Investigators at the University of Michigan had been studying the link between metaplastic breast cancer and the protein CCN6. CCN6 (WNT1-inducible-signaling pathway protein 3 or WISP3) is a matricellular protein that in humans is encoded by the WISP3 gene. It is a member of the CCN family (CCN intercellular signaling protein) of secreted, extracellular matrix (ECM)-associated signaling matricellular proteins. The CCN acronym is derived from the first three members of the family identified, namely CYR61 (cysteine-rich angiogenic inducer 61, or CCN1), CTGF (connective tissue growth factor, or CCN2), and NOV (nephroblastoma overexpressed, or CCN3). These proteins, together with WISP1 (CCN4), and WISP2 (CCN5) comprise the six-member CCN family in vertebrates.

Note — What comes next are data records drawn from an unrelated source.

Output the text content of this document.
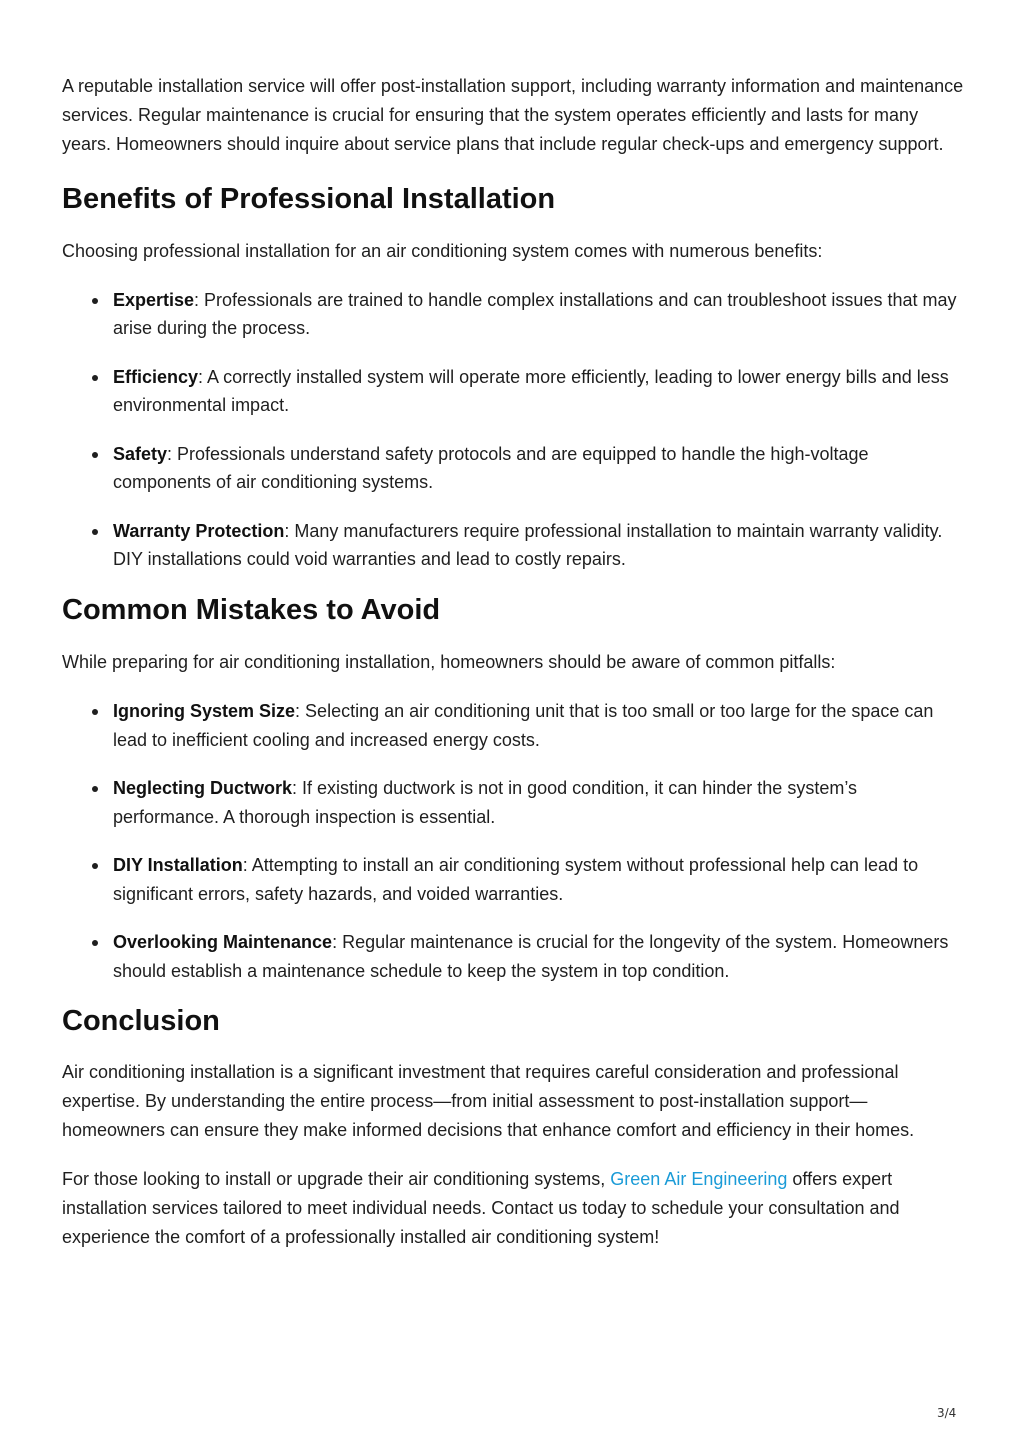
A reputable installation service will offer post-installation support, including warranty information and maintenance services. Regular maintenance is crucial for ensuring that the system operates efficiently and lasts for many years. Homeowners should inquire about service plans that include regular check-ups and emergency support.

Benefits of Professional Installation

Choosing professional installation for an air conditioning system comes with numerous benefits:

Expertise: Professionals are trained to handle complex installations and can troubleshoot issues that may arise during the process.
Efficiency: A correctly installed system will operate more efficiently, leading to lower energy bills and less environmental impact.
Safety: Professionals understand safety protocols and are equipped to handle the high-voltage components of air conditioning systems.
Warranty Protection: Many manufacturers require professional installation to maintain warranty validity. DIY installations could void warranties and lead to costly repairs.
Common Mistakes to Avoid

While preparing for air conditioning installation, homeowners should be aware of common pitfalls:

Ignoring System Size: Selecting an air conditioning unit that is too small or too large for the space can lead to inefficient cooling and increased energy costs.
Neglecting Ductwork: If existing ductwork is not in good condition, it can hinder the system’s performance. A thorough inspection is essential.
DIY Installation: Attempting to install an air conditioning system without professional help can lead to significant errors, safety hazards, and voided warranties.
Overlooking Maintenance: Regular maintenance is crucial for the longevity of the system. Homeowners should establish a maintenance schedule to keep the system in top condition.
Conclusion

Air conditioning installation is a significant investment that requires careful consideration and professional expertise. By understanding the entire process—from initial assessment to post-installation support—homeowners can ensure they make informed decisions that enhance comfort and efficiency in their homes.

For those looking to install or upgrade their air conditioning systems, Green Air Engineering offers expert installation services tailored to meet individual needs. Contact us today to schedule your consultation and experience the comfort of a professionally installed air conditioning system!

3/4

In the current study, the investigators found that CCN6 was significantly downregulated in clinical samples of human spindle cell metaplastic breast carcinoma. To investigate the effect of CCN6 downregulation on cancer development, the investigators genetically engineered a line of mouse that lacked the gene for CCN6 in the mammary gland.

The investigators reported in the November 7, 2016, online edition of the journal Oncogene that these mice displayed severe defects in ductal branching and abnormal age-related involution compared to littermate controls. The animals developed invasive high-grade mammary carcinomas with bona fide epithelial to mesenchymal transition (EMT), histologically similar to human metaplastic breast carcinomas. Global gene expression profiling of mammary carcinomas from the mice and comparison of orthologous genes with a human metaplastic carcinoma signature revealed a significant overlap of 87 genes.

""Metaplastic breast cancers are challenging to diagnose and treat. In part, the difficulties stem from the lack of mouse models to study this disease," said senior author Dr. Celina Kleer, professor of pathology at the University of Michigan. "Our hypothesis, based on years of experiments in our lab, was that knocking out this gene would induce breast cancer. But we did not know if knocking out CCN6 would be enough to unleash tumors, and if so, when, or what kind. Now we have a new mouse model, and a new way of studying metaplastic carcinomas, for which there is no other model. After a year, the mice started to form mammary gland tumors. These tumors looked identical to human metaplastic breast cancer, with the same characteristics. That was very exciting."

"Understanding the disease may lead us to better ways to attack it," said Dr. Kleer. "For patients with metaplastic breast cancer, it does not matter that it is rare. They want - and they deserve - better treatments."